6. Het laatste oordeel: gewelfschildering

De middelste travee van het middenschip biedt eveneens fraai schilderwerk: “Het laatste oordeel” (7B). In het middenveld de gestalte van Christus als Richter, gehuld in een rode mantel, waarbij de kleur rood staat voor lijden en offer. Op voorstellingen van het laatste oordeel worden Gods barmhartigheid en rechtvaardigheid gesymboliseerd door een tweesnijdend zwaard met de woorden “Ite maledicti” (Ga weg, vervloekten) en een lelietak, met de tekst “Venite benedicti” (Kom tot Mij, gezegenden). Deze symbolen komen als het ware uit de mond van God want er wordt immers een oordeel uitgesproken; enerzijds een verlossend, anderzijds een bestraffend oordeel. Christus zit op de regenboog (het teken van het verbond van God met de mensheid) en zijn voeten rusten op de wereldbol, want “de hemel is de troon van God, de aarde de voetbank van Zijn voeten” (Mattheus 5 vers 34 en 35). Boven de Christus- figuur zijn twee engelen afgebeeld, die op bazuinen blazen om de gestorvenen op te wekken uit de dood, “in een ondeelbaar ogenblik, in een oogwenk, bij de laatste bazuin” ( I Korinthe 15 vers 52). Op de velden aan de andere kant zijn de afbeeldingen zichtbaar van een biddende man en vrouw, opziend naar Christus. Mogelijk stellen zij Maria en Johannes de Doper voor, beide voorzien van een goudkleurige nimbus, die als voorspraak bij Christus optreden. Maria, aan de rechterkant van Christus; aan de kant van de lelies (symbool van reinheid, onschuld en maagdelijkheid)). Maria gaat gekleed in een blauwe mantel want blauw is in de iconografie de kleur van kuisheid, onschuld, oprechtheid en hoop. Johannes, met wilde baard en “kleding van kameelhaar en een leren gordel om zijn middel”, aan de kant van het zwaard, waardoor hij is omgekomen (Mattheus 3 vers 4). 

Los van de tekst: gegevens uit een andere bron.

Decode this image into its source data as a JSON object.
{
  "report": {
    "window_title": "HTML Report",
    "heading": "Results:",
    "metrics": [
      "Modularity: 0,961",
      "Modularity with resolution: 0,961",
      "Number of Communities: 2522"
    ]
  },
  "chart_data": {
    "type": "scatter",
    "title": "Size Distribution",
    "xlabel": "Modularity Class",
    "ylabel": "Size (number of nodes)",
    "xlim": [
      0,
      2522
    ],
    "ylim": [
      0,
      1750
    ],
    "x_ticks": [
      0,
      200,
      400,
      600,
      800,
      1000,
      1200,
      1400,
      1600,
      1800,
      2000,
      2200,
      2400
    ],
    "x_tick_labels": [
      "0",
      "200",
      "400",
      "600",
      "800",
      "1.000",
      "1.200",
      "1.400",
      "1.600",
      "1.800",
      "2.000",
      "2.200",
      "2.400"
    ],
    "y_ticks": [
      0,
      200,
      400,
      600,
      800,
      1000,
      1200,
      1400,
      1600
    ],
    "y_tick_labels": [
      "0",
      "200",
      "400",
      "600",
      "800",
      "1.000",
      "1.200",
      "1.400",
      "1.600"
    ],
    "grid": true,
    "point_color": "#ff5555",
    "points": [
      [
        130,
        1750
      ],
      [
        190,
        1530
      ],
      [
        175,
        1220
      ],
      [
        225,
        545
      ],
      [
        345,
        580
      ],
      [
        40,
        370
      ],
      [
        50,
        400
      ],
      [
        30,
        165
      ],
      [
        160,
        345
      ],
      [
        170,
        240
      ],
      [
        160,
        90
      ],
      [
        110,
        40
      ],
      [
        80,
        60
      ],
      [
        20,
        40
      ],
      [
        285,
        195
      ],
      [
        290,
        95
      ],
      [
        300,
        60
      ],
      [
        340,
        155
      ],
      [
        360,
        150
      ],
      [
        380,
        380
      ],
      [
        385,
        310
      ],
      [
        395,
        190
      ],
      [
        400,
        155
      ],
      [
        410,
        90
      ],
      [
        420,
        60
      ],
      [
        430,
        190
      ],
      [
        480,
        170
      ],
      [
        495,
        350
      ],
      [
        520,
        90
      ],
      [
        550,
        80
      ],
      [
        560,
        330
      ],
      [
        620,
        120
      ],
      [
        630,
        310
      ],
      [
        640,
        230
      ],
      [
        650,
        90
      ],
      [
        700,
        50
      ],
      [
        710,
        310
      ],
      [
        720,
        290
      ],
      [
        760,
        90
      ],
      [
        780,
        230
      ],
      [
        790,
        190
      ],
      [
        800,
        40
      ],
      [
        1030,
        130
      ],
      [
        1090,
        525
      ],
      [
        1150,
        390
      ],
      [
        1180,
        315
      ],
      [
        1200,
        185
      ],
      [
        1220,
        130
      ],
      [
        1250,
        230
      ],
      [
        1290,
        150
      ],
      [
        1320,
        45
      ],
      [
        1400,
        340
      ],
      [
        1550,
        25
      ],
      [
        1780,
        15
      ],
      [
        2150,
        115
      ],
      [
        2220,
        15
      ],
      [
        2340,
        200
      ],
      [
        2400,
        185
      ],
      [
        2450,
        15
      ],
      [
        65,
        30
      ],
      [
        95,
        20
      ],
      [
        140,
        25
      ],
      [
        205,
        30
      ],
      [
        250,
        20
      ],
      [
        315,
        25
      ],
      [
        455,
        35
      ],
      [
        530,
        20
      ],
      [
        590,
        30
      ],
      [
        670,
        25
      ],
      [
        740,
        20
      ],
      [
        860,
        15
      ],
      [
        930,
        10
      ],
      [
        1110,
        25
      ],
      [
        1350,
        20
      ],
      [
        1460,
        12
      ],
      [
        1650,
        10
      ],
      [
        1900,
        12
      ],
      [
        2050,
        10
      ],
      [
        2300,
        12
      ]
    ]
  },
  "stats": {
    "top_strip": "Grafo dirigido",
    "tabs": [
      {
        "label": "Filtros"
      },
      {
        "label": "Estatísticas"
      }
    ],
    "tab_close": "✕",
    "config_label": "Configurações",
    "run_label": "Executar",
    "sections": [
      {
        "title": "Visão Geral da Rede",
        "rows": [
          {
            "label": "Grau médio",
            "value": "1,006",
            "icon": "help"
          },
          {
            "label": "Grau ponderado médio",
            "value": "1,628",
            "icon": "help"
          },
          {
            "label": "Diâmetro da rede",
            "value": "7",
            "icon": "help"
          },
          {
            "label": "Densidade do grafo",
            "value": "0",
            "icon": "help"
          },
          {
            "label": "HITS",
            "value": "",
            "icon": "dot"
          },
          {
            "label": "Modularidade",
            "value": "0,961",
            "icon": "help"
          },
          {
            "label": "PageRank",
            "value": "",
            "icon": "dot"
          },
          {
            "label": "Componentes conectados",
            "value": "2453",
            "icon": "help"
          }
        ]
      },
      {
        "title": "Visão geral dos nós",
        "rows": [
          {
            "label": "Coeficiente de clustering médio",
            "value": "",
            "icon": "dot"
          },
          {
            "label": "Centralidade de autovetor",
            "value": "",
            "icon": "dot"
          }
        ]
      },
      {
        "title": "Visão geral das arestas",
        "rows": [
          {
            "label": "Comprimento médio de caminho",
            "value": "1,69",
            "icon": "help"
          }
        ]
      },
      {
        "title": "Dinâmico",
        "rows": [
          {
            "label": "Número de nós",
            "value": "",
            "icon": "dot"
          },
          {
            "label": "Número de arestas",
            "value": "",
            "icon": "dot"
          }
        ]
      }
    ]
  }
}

In het veld aan de noordzijde een afbeelding van de hel, voorgesteld als een monster in welks openge-sperde kaken een duivel de verdoemden binnendrijft. Onder de naakte stervelingen zijn duidelijk geestelijken te herkennen. Ze worden bijeen gehouden door een slang. Twee duivelse figuren, waarvan er één vliegt, slepen veroordeelden naar de hel. Eén verdoemde, hangend over de schouder van een duivel, stribbelt tegen in een vergeefse poging aan de helse pijniging te ontkomen. Rechts van de helle-mond staat een torentje met een gehoornde duivel, die op een fluit blaast. Of zou hij door middel van een blaaspijp het hellevuur willen aanwakkeren? De betekenis van deze duivelse fluitist is niet duidelijk.

Aan de zuidzijde ziet men een afbeelding van het hemelrijk, voorgesteld als een groot gebouw met torens, afgesloten door een poort, wellicht afgeleid van Psalm 11 vers 4: “De Heere is in Zijn heilig paleis, de troon van de Heere staat in de hemel.” Het vijfde hoofdstuk van 2 Korinthe begint ook met dit beeld: “Wij weten immers dat, wanneer ons aardse huis, deze tent, afgebroken wordt, wij een gebouw van God hebben, een huis niet met handen gemaakt, maar eeuwig in de hemelen.” Voor een middel-eeuwse schilder was het niet moeilijk zich een voorstelling te maken van de hemel. Petrus houdt de wacht voor de hemelpoort, uiteraard met sleutel, wat we lezen in Mattheus 16, het hoofdstuk met de belijdenis van Petrus na de opstanding, in vers 19: “En Ik zal u de sleutels van het Koninkrijk der hemelen geven.” Verscheidene mensengedaanten staan voor hem, waarover blijkbaar een verlossend oordeel is uitgesproken. Onder hen kerkelijke en wereldlijke hoogwaardigheidsbekleders. Op het poortgebouw zijn drie figuurtjes afgebeeld, ze verwelkomen als het ware de uitverkorenen.  Links voor het gebouw wekt een engelengedaante een dode op; aan de rechterkant geopende graven, waarboven een zwevende engel. Verderop staan drie groenende boompjes, zinnebeeld van een door God gezegend leven, zoals in Jeremia 16 vers 8: “Hij zal zijn als een boom, die bij water geplant is” en Psalm 1 vers 3: “Want hij zal zijn als een boom, geplant aan waterbeken.” Zowel op het tafereel van de hemel als dat van de hel komen geestelijken voor, getooid met mijters. Hiermee wordt aangegeven dat over alle rangen en standen een oordeel wordt uitgesproken, geen én uitgezonderd, dus ook over de geestelijkheid!